赵衍两世为人以来,第一次那么想要得到一个女人,而这个女人现在正站在他的面前。
“把画给我看看。”赵衍从稍有失态的状态下缓过神来,便向女子伸手要画。
女子虽有不舍,但还是将画递给了赵衍,赵衍打开画纸,这正是一幅印象中的圣母圣子图。
“你为何要这幅画啊?”赵衍问。
女子再次抬高头看眼前的公子模样的人,她的目光不似红楼中黛玉的那般我见犹怜,而是平静又真挚。她说:“这画里的人似我的亡母。”
赵衍仔细地看着她,甚至看到了她眼框里强忍着没有落下的眼泪。赵衍仿佛看透了她的内心,她将恐惧与害怕放在最深的地方,将柔弱尽量掩饰在坚强的外表下。
赵衍直直地盯着她,直到她的眼泪从眼眶中一点点流下。赵衍忽然有些懊悔,为什么要如此欺凌一个可悲的落难女子呢?

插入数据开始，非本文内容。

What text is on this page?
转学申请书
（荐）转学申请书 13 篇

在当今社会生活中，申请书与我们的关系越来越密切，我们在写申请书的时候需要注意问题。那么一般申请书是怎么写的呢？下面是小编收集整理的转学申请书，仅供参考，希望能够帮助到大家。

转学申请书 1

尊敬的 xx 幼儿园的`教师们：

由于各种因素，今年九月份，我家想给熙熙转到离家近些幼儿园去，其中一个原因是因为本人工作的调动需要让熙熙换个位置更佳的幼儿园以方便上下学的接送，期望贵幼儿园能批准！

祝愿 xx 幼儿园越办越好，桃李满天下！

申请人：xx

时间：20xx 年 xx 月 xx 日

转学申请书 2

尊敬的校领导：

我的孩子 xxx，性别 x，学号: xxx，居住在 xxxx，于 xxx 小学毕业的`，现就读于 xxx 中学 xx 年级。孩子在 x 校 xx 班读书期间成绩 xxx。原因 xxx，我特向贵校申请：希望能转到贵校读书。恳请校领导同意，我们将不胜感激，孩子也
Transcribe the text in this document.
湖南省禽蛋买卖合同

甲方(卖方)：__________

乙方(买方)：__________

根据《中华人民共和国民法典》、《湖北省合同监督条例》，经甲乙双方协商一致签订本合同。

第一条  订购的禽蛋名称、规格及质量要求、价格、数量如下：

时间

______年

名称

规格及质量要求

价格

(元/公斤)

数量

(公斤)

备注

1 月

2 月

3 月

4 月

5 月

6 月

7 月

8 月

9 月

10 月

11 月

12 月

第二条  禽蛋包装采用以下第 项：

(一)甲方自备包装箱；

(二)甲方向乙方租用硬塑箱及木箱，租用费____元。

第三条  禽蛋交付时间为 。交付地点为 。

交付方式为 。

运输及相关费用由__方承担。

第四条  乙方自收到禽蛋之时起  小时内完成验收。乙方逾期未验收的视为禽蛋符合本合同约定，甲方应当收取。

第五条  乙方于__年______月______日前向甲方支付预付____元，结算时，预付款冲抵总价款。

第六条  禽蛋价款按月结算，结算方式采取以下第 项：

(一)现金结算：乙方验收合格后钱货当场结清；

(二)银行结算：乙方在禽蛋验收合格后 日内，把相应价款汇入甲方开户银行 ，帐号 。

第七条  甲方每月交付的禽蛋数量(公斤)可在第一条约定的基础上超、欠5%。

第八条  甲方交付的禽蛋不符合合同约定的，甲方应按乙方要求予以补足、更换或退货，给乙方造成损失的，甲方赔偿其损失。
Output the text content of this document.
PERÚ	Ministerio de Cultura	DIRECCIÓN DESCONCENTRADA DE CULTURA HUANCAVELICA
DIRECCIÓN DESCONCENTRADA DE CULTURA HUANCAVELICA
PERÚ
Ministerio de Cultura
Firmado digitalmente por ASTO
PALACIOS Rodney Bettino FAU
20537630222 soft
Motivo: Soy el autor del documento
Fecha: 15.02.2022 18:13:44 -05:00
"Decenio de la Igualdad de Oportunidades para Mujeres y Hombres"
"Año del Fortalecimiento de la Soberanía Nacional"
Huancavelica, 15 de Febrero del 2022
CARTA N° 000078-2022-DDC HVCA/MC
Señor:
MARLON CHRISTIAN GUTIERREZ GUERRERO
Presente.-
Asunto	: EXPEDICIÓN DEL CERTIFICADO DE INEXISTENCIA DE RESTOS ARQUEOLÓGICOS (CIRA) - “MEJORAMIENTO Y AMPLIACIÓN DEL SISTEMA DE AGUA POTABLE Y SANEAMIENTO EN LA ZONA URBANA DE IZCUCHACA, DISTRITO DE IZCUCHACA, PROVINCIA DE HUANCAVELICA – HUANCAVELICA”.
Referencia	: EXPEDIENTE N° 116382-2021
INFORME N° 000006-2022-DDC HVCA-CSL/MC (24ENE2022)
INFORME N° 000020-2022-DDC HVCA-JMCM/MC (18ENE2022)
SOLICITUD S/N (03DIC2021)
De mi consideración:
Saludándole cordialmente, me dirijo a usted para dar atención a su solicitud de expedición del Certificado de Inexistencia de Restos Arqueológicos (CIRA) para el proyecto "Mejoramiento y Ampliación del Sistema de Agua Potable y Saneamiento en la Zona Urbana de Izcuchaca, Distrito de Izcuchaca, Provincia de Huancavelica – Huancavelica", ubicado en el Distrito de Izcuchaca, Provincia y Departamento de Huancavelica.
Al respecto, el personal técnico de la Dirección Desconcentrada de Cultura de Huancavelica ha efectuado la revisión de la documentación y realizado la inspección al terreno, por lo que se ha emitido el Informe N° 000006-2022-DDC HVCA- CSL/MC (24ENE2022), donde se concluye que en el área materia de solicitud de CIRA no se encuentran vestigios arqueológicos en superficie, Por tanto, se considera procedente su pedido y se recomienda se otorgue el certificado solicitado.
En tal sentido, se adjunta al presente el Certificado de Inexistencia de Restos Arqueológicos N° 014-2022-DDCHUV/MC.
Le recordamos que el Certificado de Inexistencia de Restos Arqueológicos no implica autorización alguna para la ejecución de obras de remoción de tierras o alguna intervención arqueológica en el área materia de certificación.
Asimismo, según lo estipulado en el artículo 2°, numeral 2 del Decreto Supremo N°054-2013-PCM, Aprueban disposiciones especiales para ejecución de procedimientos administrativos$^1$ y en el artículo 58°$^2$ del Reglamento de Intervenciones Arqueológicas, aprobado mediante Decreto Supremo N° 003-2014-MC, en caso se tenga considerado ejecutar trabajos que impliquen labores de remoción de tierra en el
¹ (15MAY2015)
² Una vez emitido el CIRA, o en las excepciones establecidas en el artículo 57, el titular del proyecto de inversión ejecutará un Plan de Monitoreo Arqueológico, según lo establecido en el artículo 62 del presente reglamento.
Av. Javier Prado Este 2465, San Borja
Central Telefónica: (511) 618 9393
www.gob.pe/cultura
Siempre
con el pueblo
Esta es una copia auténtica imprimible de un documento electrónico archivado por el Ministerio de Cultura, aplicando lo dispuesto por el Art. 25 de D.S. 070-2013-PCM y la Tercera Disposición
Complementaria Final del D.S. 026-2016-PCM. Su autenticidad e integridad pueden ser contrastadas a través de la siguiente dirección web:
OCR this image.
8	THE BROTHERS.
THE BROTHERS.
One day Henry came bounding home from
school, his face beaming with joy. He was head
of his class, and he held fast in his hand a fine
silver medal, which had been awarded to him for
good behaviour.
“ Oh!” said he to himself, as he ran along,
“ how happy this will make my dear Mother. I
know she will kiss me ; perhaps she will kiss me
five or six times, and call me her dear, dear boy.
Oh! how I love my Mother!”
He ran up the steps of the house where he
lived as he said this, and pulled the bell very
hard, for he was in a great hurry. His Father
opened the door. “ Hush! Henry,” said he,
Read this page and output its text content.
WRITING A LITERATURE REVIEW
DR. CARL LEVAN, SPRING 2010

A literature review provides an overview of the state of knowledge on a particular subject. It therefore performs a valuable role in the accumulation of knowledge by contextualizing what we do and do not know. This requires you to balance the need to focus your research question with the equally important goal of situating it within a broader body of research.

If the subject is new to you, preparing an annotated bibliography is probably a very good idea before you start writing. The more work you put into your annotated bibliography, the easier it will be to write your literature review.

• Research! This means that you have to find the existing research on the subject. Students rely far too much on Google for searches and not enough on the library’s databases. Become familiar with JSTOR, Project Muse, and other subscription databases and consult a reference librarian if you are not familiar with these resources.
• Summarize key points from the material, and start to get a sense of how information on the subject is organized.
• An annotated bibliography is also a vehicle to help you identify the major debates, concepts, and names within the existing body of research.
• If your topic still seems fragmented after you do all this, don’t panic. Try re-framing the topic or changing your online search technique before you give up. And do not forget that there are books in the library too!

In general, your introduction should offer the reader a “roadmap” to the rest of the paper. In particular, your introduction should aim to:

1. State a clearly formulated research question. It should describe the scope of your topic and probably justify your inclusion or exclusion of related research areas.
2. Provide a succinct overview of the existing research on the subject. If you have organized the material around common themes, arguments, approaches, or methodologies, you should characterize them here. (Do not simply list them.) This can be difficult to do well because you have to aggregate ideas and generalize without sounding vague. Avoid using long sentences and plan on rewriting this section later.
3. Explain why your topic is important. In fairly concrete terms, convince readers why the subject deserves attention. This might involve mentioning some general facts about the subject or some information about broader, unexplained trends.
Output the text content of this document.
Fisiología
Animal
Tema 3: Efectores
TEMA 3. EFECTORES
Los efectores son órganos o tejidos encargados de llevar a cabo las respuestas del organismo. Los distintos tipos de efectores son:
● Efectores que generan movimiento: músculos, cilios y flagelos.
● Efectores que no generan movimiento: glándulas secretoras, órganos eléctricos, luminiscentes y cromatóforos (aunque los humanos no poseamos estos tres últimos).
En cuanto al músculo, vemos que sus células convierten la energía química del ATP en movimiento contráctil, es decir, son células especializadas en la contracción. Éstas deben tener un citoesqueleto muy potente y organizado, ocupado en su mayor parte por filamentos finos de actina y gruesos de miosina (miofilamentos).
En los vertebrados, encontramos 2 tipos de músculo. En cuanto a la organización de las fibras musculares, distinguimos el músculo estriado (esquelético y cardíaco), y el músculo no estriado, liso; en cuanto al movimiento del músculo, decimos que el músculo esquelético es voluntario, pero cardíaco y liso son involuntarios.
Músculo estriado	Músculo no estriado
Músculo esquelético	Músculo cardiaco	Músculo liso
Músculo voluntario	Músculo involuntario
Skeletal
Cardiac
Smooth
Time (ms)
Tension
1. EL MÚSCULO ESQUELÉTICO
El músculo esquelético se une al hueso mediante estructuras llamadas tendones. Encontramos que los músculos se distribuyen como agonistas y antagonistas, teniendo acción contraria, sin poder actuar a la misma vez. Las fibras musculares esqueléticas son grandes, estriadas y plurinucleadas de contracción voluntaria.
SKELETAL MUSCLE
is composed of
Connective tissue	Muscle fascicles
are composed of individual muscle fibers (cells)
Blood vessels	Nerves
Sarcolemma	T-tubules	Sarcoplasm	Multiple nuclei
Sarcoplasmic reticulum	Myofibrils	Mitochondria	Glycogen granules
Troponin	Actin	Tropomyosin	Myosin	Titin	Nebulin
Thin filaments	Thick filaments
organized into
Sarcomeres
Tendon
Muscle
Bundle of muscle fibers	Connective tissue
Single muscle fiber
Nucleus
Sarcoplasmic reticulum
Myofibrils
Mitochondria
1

正当赵衍想说什么时,女子忽然眼神一暗,眼看就要昏倒,赵衍立刻把她抱进了怀中。
“哥,她怎么了?”赵浔之前一直好奇地看着这个女子与常人不同的样貌,他刚想问这女子皮肤为何那么白皙那女子却昏倒了。
陆管事立即说:“无妨无妨,她被送来两天了,都不吃东西,想必是饿晕了。”
“为什么不肯吃东西?”赵衍问。
“不知道为什么不吃东西啊,不过听人牙子说,此女来历有些特殊。不过这女子的价钱可很是惊人,居然要十两金子。三夫人也是看她貌若天仙才狠心买下的。”陆管家说。
“嗯,陆管家你从我账上取十两金给三婶,还有这画我也要了。”赵衍说完便将女子抱起,往自己院子走。
陆管家还想说什么,却又觉得无用,转身也走了。而赵浔则跟着赵衍往回走。
赵衍一路偷偷摸摸,小心谨慎地走回了院子,生怕被人看见,毕竟抱着一个女子不成体统。